In the email, Wilson referred to his new job at SAS, but did not mention the contract with the data.
In an email dated December 13, Hauge congratulated and added: “We will need to gather staff to celebrate the ‘happy hour’. But then Hauge set the ground rules for the transition.
“In the future, please do not talk to the Council (State Council) or staff on issues related to SAS, in particular, any items that could lead to the conclusion of a government contract under which SAS may participate in the tender,” he wrote. . “The governor is adamant about transparency, so please forward any emails you receive from SAS, or issues related to SAS, I will be the contact point on these issues until your replacement is selected.”
That same day, Little’s legal counsel, Brady Hall, sent a letter to Susan Carr, an SAS attorney. In his LinkedIn profile, Carr calls himself the company’s director of ethics and compliance.
“The governor’s office has notified the State Board of Education and taken appropriate steps to ensure that Greg is barred from any formal issues related to SAS projects or any future contracts that SAS may wish to bid for,” Hall wrote.
Carr replied a day later. “I confirm that for the remainder of Greg Wilson’s time in Idaho and in the SAS Gov.’s office, there will be no communication with Greg regarding the recently signed agreement with the Idaho Board of Education or any promising agreements with the Idaho Board of Education. ”
In a written response to Idaho Education News, Wilson said he will work for SAS in six states, and much of his work is in Colorado.
“I am not working on any educational initiatives for SAS, including the K-12 data panel project in Idaho,” he said. “I am pleased to expand my experience in a variety of policy areas, including natural resources, transport, criminal justice and public safety, health and fraud prevention.”
The new job, he said, “was too good to be abandoned by my young family and became the next chapter in my career.”
Wilson’s last day at Little’s headquarters was January 3rd.
December 2021: second opinion
Little’s legal staff consulted with Attorney General Lawrence Wasden’s office about Wilson.

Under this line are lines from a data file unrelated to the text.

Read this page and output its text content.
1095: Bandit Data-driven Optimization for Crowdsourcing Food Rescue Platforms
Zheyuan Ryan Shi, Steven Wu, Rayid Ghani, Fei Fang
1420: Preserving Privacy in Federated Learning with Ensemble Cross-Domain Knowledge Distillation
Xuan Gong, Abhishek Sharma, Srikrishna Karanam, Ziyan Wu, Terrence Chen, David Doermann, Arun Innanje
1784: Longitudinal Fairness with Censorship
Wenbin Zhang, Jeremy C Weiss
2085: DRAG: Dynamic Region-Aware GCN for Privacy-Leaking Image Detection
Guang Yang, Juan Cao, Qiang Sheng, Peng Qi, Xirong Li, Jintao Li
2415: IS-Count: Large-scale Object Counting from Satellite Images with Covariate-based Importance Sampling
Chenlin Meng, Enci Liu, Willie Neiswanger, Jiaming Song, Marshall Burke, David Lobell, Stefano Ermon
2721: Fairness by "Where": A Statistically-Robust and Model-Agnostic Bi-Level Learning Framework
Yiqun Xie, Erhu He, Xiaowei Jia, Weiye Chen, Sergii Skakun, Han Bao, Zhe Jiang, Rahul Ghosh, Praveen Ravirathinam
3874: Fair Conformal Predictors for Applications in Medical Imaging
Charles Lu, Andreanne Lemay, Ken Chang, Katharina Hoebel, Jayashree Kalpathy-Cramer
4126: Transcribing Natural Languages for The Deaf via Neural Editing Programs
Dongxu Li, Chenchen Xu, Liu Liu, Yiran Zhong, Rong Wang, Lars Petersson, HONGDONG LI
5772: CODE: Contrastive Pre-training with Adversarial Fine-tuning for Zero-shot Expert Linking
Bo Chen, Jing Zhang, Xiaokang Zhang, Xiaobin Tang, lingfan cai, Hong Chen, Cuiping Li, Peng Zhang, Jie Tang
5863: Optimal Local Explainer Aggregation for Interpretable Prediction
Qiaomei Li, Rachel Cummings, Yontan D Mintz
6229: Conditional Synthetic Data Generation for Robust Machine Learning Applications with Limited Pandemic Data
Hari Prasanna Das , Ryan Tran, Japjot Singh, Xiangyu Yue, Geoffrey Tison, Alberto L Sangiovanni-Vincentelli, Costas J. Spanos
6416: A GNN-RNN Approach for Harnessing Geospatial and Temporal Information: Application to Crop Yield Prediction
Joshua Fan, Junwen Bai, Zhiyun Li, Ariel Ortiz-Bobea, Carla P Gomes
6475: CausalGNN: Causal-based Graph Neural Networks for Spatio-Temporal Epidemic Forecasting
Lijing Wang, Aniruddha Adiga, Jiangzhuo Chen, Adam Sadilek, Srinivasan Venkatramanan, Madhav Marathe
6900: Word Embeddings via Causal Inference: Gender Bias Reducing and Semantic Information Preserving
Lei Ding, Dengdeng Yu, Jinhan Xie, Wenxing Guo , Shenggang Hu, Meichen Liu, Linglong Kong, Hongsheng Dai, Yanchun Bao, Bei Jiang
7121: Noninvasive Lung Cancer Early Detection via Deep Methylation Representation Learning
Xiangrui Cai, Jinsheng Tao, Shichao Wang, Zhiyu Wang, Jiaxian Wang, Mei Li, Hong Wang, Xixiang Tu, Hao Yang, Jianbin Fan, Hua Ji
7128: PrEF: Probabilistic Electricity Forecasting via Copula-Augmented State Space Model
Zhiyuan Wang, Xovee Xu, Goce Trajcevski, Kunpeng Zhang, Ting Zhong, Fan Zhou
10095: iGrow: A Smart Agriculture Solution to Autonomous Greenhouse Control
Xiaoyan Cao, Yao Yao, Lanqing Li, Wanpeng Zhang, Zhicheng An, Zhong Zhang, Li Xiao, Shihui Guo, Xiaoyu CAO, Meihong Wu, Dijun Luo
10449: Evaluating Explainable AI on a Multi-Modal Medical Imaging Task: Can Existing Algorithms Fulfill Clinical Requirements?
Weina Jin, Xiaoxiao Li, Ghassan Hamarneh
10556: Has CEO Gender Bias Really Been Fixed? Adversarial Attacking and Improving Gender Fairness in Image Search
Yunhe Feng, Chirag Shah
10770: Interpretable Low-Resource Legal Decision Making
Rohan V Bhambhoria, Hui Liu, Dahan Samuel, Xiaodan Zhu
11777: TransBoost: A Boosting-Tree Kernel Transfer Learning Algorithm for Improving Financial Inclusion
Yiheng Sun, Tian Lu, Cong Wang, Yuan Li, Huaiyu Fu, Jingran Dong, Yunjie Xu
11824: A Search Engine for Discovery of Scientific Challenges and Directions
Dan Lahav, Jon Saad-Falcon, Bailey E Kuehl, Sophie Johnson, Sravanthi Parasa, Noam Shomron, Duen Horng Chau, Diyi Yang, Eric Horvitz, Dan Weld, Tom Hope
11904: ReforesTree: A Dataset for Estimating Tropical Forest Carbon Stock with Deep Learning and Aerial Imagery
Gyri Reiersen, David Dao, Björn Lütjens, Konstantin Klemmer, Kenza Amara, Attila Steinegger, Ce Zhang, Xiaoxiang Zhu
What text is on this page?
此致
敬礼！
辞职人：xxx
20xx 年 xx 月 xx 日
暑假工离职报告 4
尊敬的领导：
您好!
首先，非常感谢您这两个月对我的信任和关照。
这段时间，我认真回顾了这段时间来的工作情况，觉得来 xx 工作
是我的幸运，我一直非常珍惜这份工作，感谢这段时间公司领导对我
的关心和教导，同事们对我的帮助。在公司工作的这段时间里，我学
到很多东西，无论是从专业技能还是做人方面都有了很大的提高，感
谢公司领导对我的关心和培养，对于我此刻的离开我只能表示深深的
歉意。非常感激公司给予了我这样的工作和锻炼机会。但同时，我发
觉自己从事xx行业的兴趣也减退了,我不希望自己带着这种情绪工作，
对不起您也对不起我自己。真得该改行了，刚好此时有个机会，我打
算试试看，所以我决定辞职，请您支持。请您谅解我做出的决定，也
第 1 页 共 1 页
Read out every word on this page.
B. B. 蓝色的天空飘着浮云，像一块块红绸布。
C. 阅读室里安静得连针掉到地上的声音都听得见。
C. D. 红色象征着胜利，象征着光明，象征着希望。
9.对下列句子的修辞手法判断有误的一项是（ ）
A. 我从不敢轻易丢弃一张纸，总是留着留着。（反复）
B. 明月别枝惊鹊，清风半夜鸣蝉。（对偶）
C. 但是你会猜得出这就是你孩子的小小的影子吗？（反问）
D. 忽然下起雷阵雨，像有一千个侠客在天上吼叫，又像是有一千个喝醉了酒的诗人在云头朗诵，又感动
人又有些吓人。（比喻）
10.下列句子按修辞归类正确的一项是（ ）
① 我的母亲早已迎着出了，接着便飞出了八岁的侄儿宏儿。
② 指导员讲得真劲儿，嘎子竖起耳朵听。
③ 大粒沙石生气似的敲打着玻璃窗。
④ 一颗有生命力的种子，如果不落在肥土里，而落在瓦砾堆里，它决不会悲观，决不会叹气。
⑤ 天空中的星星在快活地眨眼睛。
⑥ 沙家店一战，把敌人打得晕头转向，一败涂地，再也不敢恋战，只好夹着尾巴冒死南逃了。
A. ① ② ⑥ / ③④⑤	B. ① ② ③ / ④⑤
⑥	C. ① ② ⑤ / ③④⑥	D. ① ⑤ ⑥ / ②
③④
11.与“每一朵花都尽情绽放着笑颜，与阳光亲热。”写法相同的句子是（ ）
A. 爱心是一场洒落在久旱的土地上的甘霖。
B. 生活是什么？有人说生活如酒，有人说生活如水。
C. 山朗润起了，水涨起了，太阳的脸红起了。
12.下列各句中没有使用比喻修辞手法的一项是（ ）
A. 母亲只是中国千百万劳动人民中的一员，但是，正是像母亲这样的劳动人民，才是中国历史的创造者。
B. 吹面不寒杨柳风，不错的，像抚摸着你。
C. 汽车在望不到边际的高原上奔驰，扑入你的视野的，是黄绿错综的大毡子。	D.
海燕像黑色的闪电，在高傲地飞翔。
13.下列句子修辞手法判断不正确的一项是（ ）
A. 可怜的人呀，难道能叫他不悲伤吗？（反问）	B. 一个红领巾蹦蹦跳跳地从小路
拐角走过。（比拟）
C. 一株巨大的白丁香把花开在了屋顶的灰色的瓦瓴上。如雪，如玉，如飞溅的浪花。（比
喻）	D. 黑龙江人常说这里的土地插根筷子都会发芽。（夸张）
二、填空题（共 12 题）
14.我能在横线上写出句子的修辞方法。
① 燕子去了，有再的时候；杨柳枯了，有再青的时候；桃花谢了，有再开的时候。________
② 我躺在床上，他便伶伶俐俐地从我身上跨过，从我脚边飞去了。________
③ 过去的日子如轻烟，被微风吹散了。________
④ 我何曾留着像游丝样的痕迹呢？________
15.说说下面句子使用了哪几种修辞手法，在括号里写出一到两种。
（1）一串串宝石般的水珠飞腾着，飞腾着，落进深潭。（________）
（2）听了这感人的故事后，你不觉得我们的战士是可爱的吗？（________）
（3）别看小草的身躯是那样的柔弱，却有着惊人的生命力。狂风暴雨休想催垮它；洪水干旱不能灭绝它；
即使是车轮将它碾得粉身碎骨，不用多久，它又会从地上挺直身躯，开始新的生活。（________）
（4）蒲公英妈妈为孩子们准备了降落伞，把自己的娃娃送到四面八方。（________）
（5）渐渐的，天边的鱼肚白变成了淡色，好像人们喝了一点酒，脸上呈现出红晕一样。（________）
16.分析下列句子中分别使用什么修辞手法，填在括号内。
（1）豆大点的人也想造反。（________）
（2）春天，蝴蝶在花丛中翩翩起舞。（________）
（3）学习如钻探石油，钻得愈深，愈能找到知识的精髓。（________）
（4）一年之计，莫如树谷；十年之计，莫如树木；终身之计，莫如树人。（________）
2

Wasden’s office found no evidence of wrongdoing. The state does not have a “revolving door” law that would prevent civil servants from going into the private sector. The law prohibits civil servants from using confidential information for personal financial gain. “The governor’s office seems to have taken steps to prevent this, and our office is not aware of any behavior that would indicate otherwise,” Wasden spokesman Scott Graf said Monday.
The Earl pointed to another degree of separation – the contract was signed by the Council of State, not Little’s office. However, seven of the eight members of the State Council are gubernatorial commissioners.
February 2022: project status
The Council of State and Little’s office say a non-bidding contract was needed to speed up the data project.
Due to staffing and staff shortages, the normal bidding process would take at least six months, Herr said.
But despite Kilburn’s written assurances in September to the Department of Administration, SAS did not launch its data panel in Idaho until January 1. The project is still not running.
Delays in data transfer have caused a slowdown, Keckler said last week. And after the state bypassed the bidding, contract negotiations took longer than expected.
“Board officials will review the prototype over the next few weeks, and we expect the public dashboard to be online by the end (February),” Keckler said.
Disclosure: BrightBytes is an Idaho education news provider; the company provides support for the EdTrends project from EdNews.